Centroid of the "astroid" curve

Question

This questions is from Apostol's calculus 2:

Given the curve $x^{2/3} + y^{2/3} = 1, $ bounded by the lines $x=0$ and $y=0$, find its centroid in the first quadrant.

My attempt was first to find the function $y=f(x)$ and evaluate the double integral to find the area of the astroid curve. This is already a difficult part which i couldn't go any further, because evaluating the integral $\int (1-x^{2/3})^{3/2} dx$ isn't easy.

I may ask: is there any other way to make this process easier? Like, writing the curve into polar coordinates or something?

Answer 1

Hint.

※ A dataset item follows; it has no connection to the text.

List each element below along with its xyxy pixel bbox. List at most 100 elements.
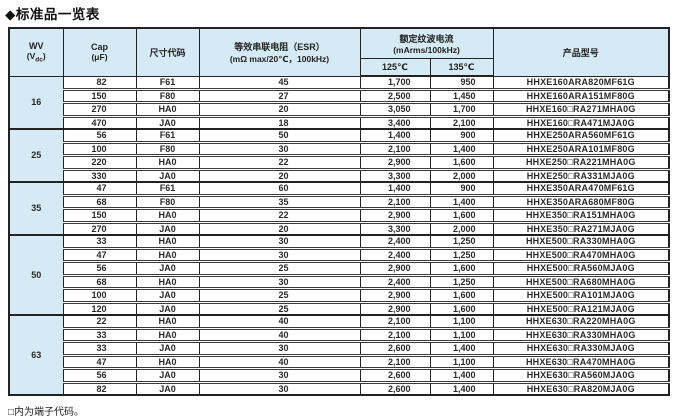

Let $x=\cos^3(t)$ for $t\in [0,\pi/2]$. Then the integrals you need to evaluate have the form $$\int_0^{\pi /2}\sin^m(t)\cos^n (t) d t=\begin{cases} \frac{(m-1)!!(n-1)!!}{(m+n)!!}\cdot\frac{\pi}{2} \quad\quad \text{if $m$ and $n$ are even},\\ \frac{(m-1)!!(n-1)!!}{(m+n)!!} \quad\qquad\text{ otherwise}.\\ \end{cases}$$ See Integral of $\int_0^{\pi/2} \ (\sin x)^7\ (\cos x)^5 \mathrm{d} x$ for a proof of the above formula.

Answer 2

Substitute $x=\cos^3t,y=\sin^3t$ so that

$$\int_0^1y\,dx=-3\int_{\pi/2}^0\sin^4t\cos^2t\,dt.$$

Then you can use a table https://en.wikipedia.org/wiki/List_of_definite_integrals#Definite_integrals_involving_trigonometric_functions or expand the complex forms $e^{i\theta}\pm e^{-i\theta}$.

The moments are obtained similarly

$$\int_0^1 xy\,dx=-3\int_{\pi/2}^0\sin^4t\cos^5t\,dt,$$ $$\int_0^1 yy\,dx=-3\int_{\pi/2}^0\sin^7t\cos^2t\,dt.$$ By symmetry, they will be equal.